What is the significance of the Commission’s first order?
First the Commission is required to act timely on a forbearance request or the request is deemed granted as a matter of law. Recall that the request by Verizon for forbearance was deemed granted (a good blog by Susan Crawford on the Verizon and AT&T forbearance) on March 19, 2006, by law (Section 10(c)) without a decision, vote, or public discussion by the Commission.

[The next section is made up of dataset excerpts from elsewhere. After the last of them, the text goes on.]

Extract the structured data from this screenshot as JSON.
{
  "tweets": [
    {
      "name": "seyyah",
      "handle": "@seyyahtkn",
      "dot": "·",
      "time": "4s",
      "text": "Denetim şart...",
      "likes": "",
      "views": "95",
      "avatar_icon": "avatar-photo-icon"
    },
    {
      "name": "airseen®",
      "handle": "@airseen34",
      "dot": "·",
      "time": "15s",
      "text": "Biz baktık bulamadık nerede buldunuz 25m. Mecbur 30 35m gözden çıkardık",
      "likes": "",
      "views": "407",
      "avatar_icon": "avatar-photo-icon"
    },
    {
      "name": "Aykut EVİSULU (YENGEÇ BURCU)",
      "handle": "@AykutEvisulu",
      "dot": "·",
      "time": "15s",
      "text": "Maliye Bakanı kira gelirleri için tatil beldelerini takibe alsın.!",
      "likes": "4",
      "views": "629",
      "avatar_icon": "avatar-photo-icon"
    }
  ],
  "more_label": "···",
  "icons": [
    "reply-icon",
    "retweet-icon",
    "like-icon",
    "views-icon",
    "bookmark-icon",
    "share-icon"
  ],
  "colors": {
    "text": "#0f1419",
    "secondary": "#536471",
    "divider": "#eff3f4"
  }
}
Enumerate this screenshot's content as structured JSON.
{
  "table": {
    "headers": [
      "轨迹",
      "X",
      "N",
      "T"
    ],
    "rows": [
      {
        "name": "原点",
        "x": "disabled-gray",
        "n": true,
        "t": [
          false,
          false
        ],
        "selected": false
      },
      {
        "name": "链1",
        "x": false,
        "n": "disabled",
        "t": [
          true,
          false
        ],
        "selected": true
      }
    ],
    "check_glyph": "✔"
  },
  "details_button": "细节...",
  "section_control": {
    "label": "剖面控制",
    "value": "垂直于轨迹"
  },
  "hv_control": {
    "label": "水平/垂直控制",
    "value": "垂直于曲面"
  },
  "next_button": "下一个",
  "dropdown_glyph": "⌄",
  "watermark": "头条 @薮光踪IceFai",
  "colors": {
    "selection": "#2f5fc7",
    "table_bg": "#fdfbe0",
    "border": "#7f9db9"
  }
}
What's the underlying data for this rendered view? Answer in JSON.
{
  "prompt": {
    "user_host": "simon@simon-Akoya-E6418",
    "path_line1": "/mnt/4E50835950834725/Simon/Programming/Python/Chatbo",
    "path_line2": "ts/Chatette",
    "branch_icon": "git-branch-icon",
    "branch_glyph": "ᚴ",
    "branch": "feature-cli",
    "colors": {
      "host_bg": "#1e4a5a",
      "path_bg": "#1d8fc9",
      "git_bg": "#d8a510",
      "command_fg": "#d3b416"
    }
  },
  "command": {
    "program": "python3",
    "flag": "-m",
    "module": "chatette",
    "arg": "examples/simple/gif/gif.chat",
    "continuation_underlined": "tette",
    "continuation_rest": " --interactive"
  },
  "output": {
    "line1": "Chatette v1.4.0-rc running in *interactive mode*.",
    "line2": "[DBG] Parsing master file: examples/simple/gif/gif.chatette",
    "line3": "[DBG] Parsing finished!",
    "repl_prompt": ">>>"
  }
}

In addition, the FCC’s first order of the new regime may be a prognostication that this FCC’s first big house-keeping task will be to do the tough work of reforming intercarrier compensation. By addressing the VoIP issues raised by Feature Group IP in a comprehensive intercarrier compensation reform order, the FCC will not be issuing orders that are piecemeal. The future comprehensive reform order may not satisfy every carrier and constituency but with the right amount of transparency and fairness, a well-crafted and well-thought through order has the potential to deliver to the rural ILECs, RBOCs, CLECs, and VoIP providers an access system that will work for all and, I am sure the FCC hopes, can be upheld on appeal.
Feature Group IP may in the end also get what it is seeking, but it may not happen this month.